A Windows32 application cannot work reliably, using more than 1½ GB memory for data and code!
And by 1.8GB I would have expect it to already have terminated with out of memory.
Forget that silly 4GB figure that is so often quoted around the 32 vs 64 issue. It's wrong, and is derived from a simplistic, incomplete enough to be false, belief of how software and cpus handle ram.
It doesn't matter how many PC rags or web articles you see making the same claim: "32bits = 4GB".
It's still false! A 32-bit processor and 32-bit software can access more than 4GB ram. Correct me if I'm wrong, but I think current 32-bit cpu's are good for 64GB?
But a particular software format, like Windows32, is NOT able to access that much.
This is a price Windows32 pays for having a flat virtual space. And it's worth it!
To break the 1½ GB 32-bit barrier, we have to migrate to another software format.
We could go to a 32-bit software model that can use, like, 64GB. But it would be horrendously crippled, in ever respect. Basically, we would be back to Windows3.11 technology.
That's why everybody, Apple, Windows and Linux, is going 64-bit instead.
And in order to be able to use more than 1½GB memory, a bunch of heavyweight apps and games are going 64-bit asap. Mark very well, that this is NOT ram that I'm talking about! I'm talking about memory in the apps virtual space! When you run out of virtual space, you do so regardless if you have only 1Gb ram, - or surprise, surprise, 4GB ram. It will make absolutely no difference at all!
I would suggest anyone who plans to still use the computer in some future years, even in a secondary role, even if you insist on Intel and ht, to seriously consider 5x1 or 6x0 series P4s, to get 64-bit support.
Hyper threading feature, compared to this, is utterly below the horizon, complete nonsens.
Then there's the other side of this poll. - Is Intel's HT feature preferable to Athlon64's superior 32-bit performance?
That depends entirely on what you do, and what applications you use.
I've used both as budget engineering workstations. The A64 is on my applications utterly superior. It MAULS the P4. The A64 is such glorious working comfort, that ht is definitely a nonissue.
It may very well be due to that the software is poorly optimized for the P4. It doesn't matter. This just illustrates another of AMD's big advantages. You don't NEED special P4 optimized software. It's still fast. And that counts for a lot of software floating around. The margin is often huge, like +40%.
Multitasking doesn't change this picture for me. I'm well aware that it could, for some purposes.
But the way I do this is, when I have a large computation running in the background and also do interactive work in an app that also demands lot's of cpu power, during editing, is this: I drop the base priority for the background process in the taskmanager. Then the foreground app works so smooth, it's hard to impossible to know that something is running in the background. This works for me and the current app.

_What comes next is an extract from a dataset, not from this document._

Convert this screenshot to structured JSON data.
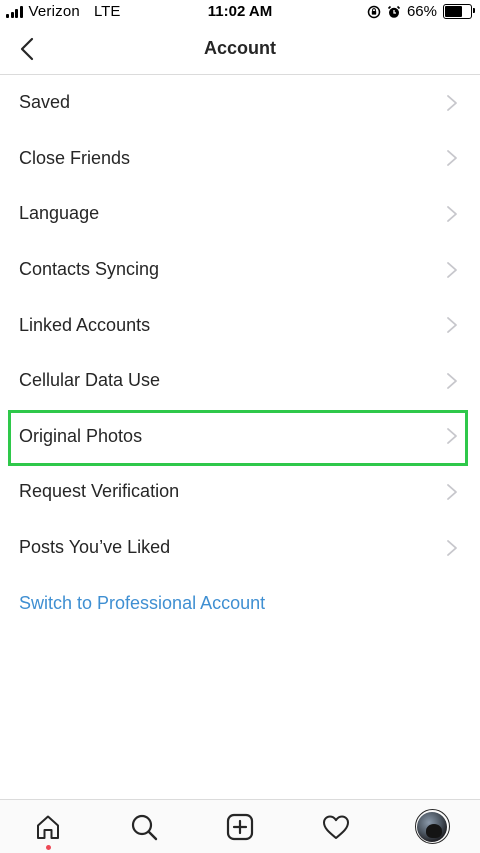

It's far from ideal solution though. Apparently, it's not guaranteed to always work for all apps. There's a number of preferable solutions. One of them would be that any software is smart enough to realize that timeconsuming computations should be done in a thread with low enough priority, not to disturb any other processes. (Why are so many Windows programmers so multithread stupid?) Another preferable solution would be hyper threading or multicore or dual core.
But it's not a given thing that the later ones are competitive in terms of performance and cost. My choice between A64 performance and Intel ht, is A64. But that's not why I voted for 64-bit. The reason I did that, was entirely due to the future addressing capabilities of 64-bit software.